7. Mesures préalabes avant de lancer les grands travaux.

Il serait naif de croire que lancer les grands travaux suffit à lui seul pour augmenter la production et créer la croissane et l'emploi. Avant de le faire, il convient de mettre en place des mesures pour lutter contre la corruption et les structures de la corruption. Des reformes du système bancaire et financier et des reformes fiscales semblent nécessaires pour lutter contre les structures de la corruption.

Parallèlement à ces reformes, le gouvernement serait mieux inspiré s'il mettait en place des mesures de nature à augmenter les recettes publiques et diminuer les dépenses publiques. Je vais en citer certain en soulignant que la liste est exemplative et non limitative.

8. Réduire les dépenses de l'Etat.


  1. Interdiction de tout recrutement dans la fonction publique , même pour combler les places vacantes.

  2. Abaissement de l'âge de la retraite de trois ans et la mise à la retraite d'office de ceux qui ont atteint l'âge limite.

  3. Réduction de 15% des indemnités des fonctionnaires à la présidence, de tous les ministres, des généraux de l'armée et des PDG des entreprises publiques.

  4. Réduction de 10%des indemnités des députés, sénateurs, gouverneurs et secrétaires généraux.

  5. La suppression de la gratuité de logement des ministres, hauts fonctionnaires, généraux, gouverneurs, députés et sénateurs.

  6. Exiger à tous les fonctionnaires(fonction publique, armée,police,ministéres) d'ouvrir un compte bancaire pour y percevoir leurs indemnités dans un délais de trois mois.

  7. Interdiction de télephoner gratuitement à l'extérieur de la RDC sauf aux ministres ou ceux occupant le rang de ministre et ceci dans le cadre de leur fonction.

  8. Affectation à chaque ministère d'un ou des conseillers inspecteurs chargés exclusivement de faire appliquer ces mesures de redressement.

9.Augmenter les recettes de l'Etat.



  1. Introduire une contribution patriotique obligatoire par prélèvement d'un demi mois de salaire , étalé sur un an de tous les salariés.

  2. Versement obligatoire et symbolique de 100 FC par habitant rural et 200 FC par habitant urbain dans une caisse de solidarité.
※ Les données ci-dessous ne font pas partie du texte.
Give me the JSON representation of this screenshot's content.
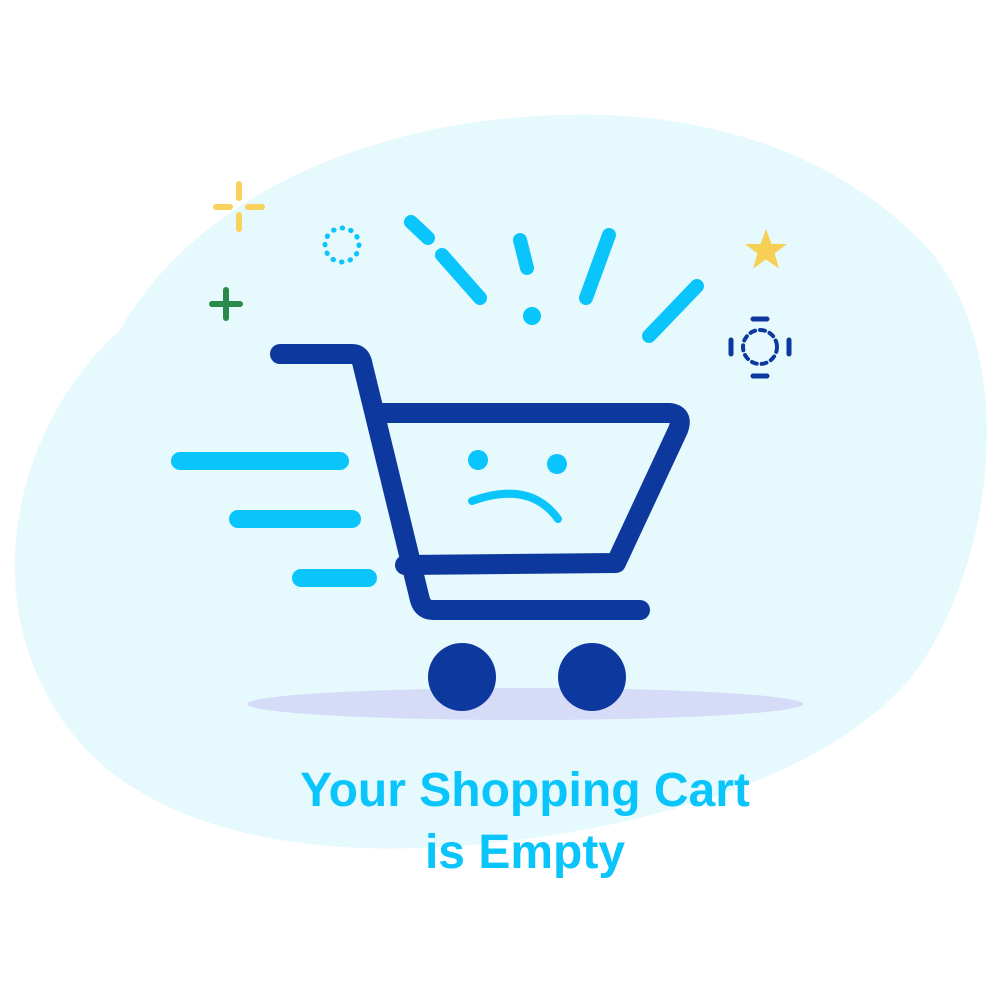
{
  "empty_state": {
    "title_line1": "Your Shopping Cart",
    "title_line2": "is Empty",
    "icon": "sad-shopping-cart-icon"
  },
  "colors": {
    "text": "#0ac5fb",
    "cart": "#0d389d",
    "accent": "#0ac5fb",
    "blob": "#e6f9fd",
    "shadow": "#d6dcf8",
    "sparkle_yellow": "#f9d25d",
    "sparkle_green": "#2a8a4b",
    "star": "#f6cf55"
  }
}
  3. Réduire l'impôt sur les revenus aux salariés à faible revenus

  4. Augmentation dans une fourchette de 15 à 45% de la patente pour tous les entrepreneurs sur base de leur chiffre d'affaire.

  5. Elargir l'assiette fiscale de l'Etat et introduction de la déclaration d'impôt en RDC.

  6. Affecter aux services de douane et aux frontières de la RDC des conseiller inspecteus chargés de faire appliquer ces mesures de redressement.

Conclusion


Le nouveau gouvernement agirai dans le bon sens s'il cherchait à trouver une solution au problème d'endettement en privilegiant le dialogue avec le FMI et non un bras de fer , en usant de la clause d'action collective.


Cette même coallition sorti des urnes serait en mesure d'appliquer un plan de relance de l'economie s'il prenait des mesures courageuses d'augmentation des recettes et de diminution des depenses en mettant en place les mesures dont je viens de faire la proposition. Si cela est fait , il est fort á parier que les résultats économiques de ces mesures se feront sentir positivement dans cinq ans et cela garantit à cette coallition de gagner les élections qui auront lieu en 2011.